O outro dia seria domingo, e quase ninguém dava mais sinal de vida no terreiro da Fazenda do Morro das Antas. Foi aí que o Seu Chicota, o meu avô que era dado a bailes e viola, pegou seu instrumento de corda, dependurou-o nas costas e passou pela porteira escancarada. Nesse ponto o Raimundo Mundo colocava como protagonista da peripécia o meu antepassado, e fazia isso sem nos pedir licença.
O Chicota, então, viu que a lua o ajudava. A estrada se mostrava branca, como se fosse de leite. Depois de atravessar a ponte cujas madeiras rangiam a cada passo, ficou sem discernir o que mais fazia ruído, se a ponte sob os pés ou se o bambuzal ao lado. Subiu até a capela com o adro em barrancos e foi descendo até o Ribeirão do Meio pela cava profunda, cercada de matos que pareciam virgens de tão densos.
Dentro da cava era tudo mais espesso, o escuro mais caudaloso. Sem a contribuição da lua, o pó já não era mais lácteo, e sim um estorvo balofo em que as botinas afundavam. Chicota foi descendo e assoviando, no ritmo ainda do baile. Eis que de repente notou um cavalo se aproximando. A silhueta era esbelta, garbosa, mas com o escuro não dava para ver direito a cor do animal. Com arreio posto, deu para perceber a rédea se arrastando pelo chão. Porém era estranha a ausência do cavaleiro.
Preocupado, pensando que o cavalariano estivesse bêbado e houvesse caído mais lá para baixo, num pulo segurou a rédea do cavalo desinquieto, e foi puxando o mesmo consigo.

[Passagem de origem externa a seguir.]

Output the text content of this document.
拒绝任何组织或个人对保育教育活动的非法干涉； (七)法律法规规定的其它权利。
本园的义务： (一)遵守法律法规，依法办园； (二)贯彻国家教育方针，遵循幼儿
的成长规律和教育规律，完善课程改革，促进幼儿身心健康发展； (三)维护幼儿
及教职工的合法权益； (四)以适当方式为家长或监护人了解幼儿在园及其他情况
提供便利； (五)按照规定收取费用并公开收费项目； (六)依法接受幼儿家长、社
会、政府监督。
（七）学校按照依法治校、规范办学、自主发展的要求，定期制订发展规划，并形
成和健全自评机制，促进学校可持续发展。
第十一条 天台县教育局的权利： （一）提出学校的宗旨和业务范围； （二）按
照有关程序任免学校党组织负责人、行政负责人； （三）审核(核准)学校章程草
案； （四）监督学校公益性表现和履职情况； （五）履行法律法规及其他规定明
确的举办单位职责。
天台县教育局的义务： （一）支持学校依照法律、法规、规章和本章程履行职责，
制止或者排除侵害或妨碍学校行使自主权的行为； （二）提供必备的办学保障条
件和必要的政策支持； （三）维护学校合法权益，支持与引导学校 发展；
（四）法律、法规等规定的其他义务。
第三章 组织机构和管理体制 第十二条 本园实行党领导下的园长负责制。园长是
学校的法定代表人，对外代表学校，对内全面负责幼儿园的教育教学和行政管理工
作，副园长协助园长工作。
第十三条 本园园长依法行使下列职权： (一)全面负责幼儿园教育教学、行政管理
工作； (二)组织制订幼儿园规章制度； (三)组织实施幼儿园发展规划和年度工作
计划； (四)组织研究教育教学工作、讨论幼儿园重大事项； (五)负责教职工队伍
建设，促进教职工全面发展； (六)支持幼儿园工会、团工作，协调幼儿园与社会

O cavalo bufava estranhamente. O ar que soltava era mais frio do que o vento soprando na densa vegetação escurecida. Seu Chicota, então, se lembrou de repente da história de um tal cavalo de três pernas. Um que diziam perambular sozinho pelas madrugadas daquelas grotas, mas que durante os dias não era visto por ninguém. O medo tomou conta do violeiro. Mesmo assim resolveu olhar para os pés do animal. O susto foi GRANDE, dum tamanho sem par.
Nessa parte da historieta o Raimundo riu com seus dentes amarelos. Riu com vontade, gargalhou entre goladas de café. Suas mãos tremiam sempre, mas agora vibravam mais. Vibravam de felicidade incontida, dessas que nos levam a viver com sobressaltos.
E terminou a fábula entre mãos e boca felizes, dizendo que o Chicota chegara a casa depois de uma corrida com forças que não tinha. Chegara com as calças molhadas de urina e com a camisa rasgada numa cerca de arame. Terminou como se dissesse: “Quem tem ouvidos ouça o que diz esta boca verdadeira”.